If the takeover bid should fall apart, PeopleSoft will remain attractive to other potential buyers because, in addition to its customer list and other assets, it has plenty of cash on its balance sheet, analysts note. There is no obvious white knight at present, but many predict that economic forces, combined with federal approval of a (theoretical) Oracle-PeopleSoft deal, will pave the way for significant merger-and-acquisition activity in the IT world in the months ahead.-A.S.

The Battle, Blow by Blow

June 2003: PeopleSoft announces plans to acquire J.D. Edwards in a $1.7 billion deal approved by both companies' boards. Oracle launches unsolicited bid for PeopleSoft, initially at $16 per share, or about $5.1 billion, then at $19.50 per share, or about $6.3 billion. PeopleSoft's board rejects the offers. PeopleSoft files a suit in a California state court accusing Oracle of damaging PeopleSoft's business and seeking $1 billion in damages; a jury trial is later scheduled in January 2005. The U.S. Department of Justice begins an antitrust investigation.
October 2003: Assisted by the J.D. Edwards purchase, PeopleSoft exceeds its third quarter forecasts.
January 2004: Oracle nominates five candidates for election to PeopleSoft's board in an effort to revoke the company's poison pill, or antitakeover provisions.
February 2004: Oracle raises its offer to $26 per share, or $9.4 billion. PeopleSoft's board recommends that shareholders reject the bid. The Justice Department says it will file suit to block Oracle's bid, claiming it will hurt competition in the $710 billion enterprise software market.
March 2004: European regulators express concerns about Oracle's takeover effort. PeopleSoft shareholders reelect current board members after Oracle drops its slate of nominees.
May 2004: Citing a 28 percent drop in PeopleSoft share prices since January, Oracle reduces its offer to $21 per share, or $7.7 billion.
June 2004: The Justice Department proceeds with its antitrust trial
July 2004: Blaming the takeover battle, PeopleSoft reports a 70 percent drop in second-quarter profits and says it will miss current sales targets.

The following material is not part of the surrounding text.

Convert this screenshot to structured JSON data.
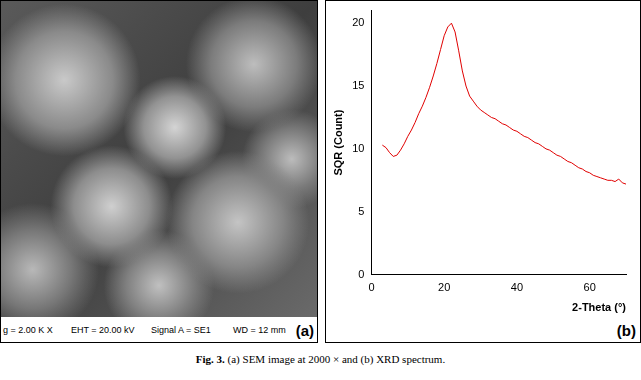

September 2004: In a 164-page ruling, a federal judge in San Francisco clears the way for Oracle to proceed with its takeover bid, rejecting the government's claim that the deal would impede competition. Both companies' share prices rise following the news.
October 2004: The Justice Department announces it won't appeal the judge's ruling. The PeopleSoft board fires CEO Craig Conway, citing loss of confidence, and appoints company founder and chairman David Duffield to the job. Oracle indicates it may further reduce its price-per-share offer. A Delaware court begins hearing Oracle's request for a ruling to invalidate PeopleSoft's poison-pill defenses. In testimony, two PeopleSoft directors indicate willingness to negotiate with Oracle for the right price.